Rand Paul: Benghazi Should Prevent Hillary Clinton From “Holding Higher Office”

Sen. Rand Paul got lots of applause at the Iowa GOP’s annual Lincoln Dinner when he criticized former Secretary of State Hillary Clinton

Photo by Alex Wong/Getty Images

In case you needed any proof that Republicans are getting ready to push the Benghazi controversy all the way to the 2016 presidential elections, Sen. Rand Paul was happy to oblige. And what better place to do so than in Iowa, where presidential dreams are born? Speaking at the Iowa GOP’s annual Lincoln Dinner, the Kentucky senator wasn’t shy about ripping into former Secretary of State Hillary Clinton and how she handled the terrorist attack in Benghazi, Libya that killed four Americans, including Ambassador J. Christopher Stevens. “First question to Hillary Clinton: Where in the hell were the Marines?” Paul asked, according to NBC News. “It was inexcusable, it was a dereliction of duty, and it should preclude her from holding higher office.” Criticizing Clinton gave Paul his biggest applause of the night.

Paul also wrote an op-ed piece in the Washington Times:

The evidence we had in January already suggested that Mrs. Clinton ignored repeated requests for more security in Benghazi. The new evidence we have today—and that continues to mount—suggests that at the very least, Mrs. Clinton should never hold high office again.

Democrats continue to insist that after nine congressional hearings and an independent inquiry, there isn’t much more to say about Benghazi. “But Friday turned up the sort of nuggets that feed conservative activists’ belief that a major scandal may be at hand,” notes the Associated Press. A group of e-mails disclosed Friday showed the White House was more involved in editing the talking points about the attack on the embassy than they had acknowledged previously.

The e-mails had already been disclosed last month but they got further traction after ABC News released more details Friday, points out the New York Times. At the very least, the e-mails seem to contradict repeated assertions by the White House that the talking points “were a product of the nation’s intelligence agencies and were crafted without political interference,” notes Politico.

Yet it remains to be seen whether the public at large will get outraged over what in many respects seems like insider Washington baseball. The Washington Post highlights that more than anything the e-mails revealed “that an intense bureaucratic clash took place between the State Department and the CIA over which agency would get to tell the story of how the tragedy unfolded.” In the five days after the attacks took place, the two agencies repeatedly argued over how much to disclose about the attack.

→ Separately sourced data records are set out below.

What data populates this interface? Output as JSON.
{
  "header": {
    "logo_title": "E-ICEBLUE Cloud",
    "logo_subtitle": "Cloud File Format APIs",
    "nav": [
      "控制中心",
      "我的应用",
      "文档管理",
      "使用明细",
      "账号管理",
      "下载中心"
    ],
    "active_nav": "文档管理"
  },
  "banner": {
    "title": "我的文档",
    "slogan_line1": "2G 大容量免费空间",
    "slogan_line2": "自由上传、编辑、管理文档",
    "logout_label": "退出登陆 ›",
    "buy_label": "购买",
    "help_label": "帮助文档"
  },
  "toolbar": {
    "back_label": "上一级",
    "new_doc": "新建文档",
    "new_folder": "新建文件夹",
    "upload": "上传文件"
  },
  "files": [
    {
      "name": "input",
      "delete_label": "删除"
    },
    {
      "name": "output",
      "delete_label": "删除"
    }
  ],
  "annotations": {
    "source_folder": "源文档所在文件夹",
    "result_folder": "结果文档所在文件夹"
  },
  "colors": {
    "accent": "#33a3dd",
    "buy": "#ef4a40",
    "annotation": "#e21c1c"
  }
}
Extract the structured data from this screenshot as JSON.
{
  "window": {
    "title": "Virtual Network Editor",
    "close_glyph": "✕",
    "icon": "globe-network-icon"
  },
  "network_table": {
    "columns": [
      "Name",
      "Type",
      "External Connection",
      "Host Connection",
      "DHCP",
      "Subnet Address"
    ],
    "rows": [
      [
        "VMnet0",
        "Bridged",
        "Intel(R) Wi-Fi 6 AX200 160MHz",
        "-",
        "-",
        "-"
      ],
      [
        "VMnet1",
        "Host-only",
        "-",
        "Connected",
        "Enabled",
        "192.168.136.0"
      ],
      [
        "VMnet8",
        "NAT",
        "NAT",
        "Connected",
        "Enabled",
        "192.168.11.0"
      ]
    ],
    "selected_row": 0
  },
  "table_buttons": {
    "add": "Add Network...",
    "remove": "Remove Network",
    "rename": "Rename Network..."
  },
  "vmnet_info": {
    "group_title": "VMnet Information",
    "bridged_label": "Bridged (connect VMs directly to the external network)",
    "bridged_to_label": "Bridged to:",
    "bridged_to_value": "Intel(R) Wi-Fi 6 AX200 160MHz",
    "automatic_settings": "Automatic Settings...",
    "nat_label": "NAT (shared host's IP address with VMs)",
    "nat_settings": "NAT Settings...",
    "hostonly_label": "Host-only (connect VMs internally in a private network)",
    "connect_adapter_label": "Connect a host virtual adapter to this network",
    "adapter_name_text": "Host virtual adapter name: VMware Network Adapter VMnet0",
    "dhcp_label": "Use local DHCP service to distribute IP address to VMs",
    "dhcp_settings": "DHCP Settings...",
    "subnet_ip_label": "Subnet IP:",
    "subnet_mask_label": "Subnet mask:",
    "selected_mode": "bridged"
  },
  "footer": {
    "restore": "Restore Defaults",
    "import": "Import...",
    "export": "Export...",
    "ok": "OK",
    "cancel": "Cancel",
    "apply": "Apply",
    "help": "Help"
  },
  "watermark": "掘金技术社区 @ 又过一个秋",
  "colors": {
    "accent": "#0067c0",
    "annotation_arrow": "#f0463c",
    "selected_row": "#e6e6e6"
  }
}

For now, it seems clear the debate surrounding the attack isn’t going away anytime soon. “Wherever you come down on the policy debate surrounding the attack, the politics of demanding more information and answers about what happened are an absolute slam dunk for Republicans seeking to show their base a willingness to hold President Obama accountable,” explains the Washington Post’s Chris Cillizza. “It’s a sort of perfect political storm for the Republican base.”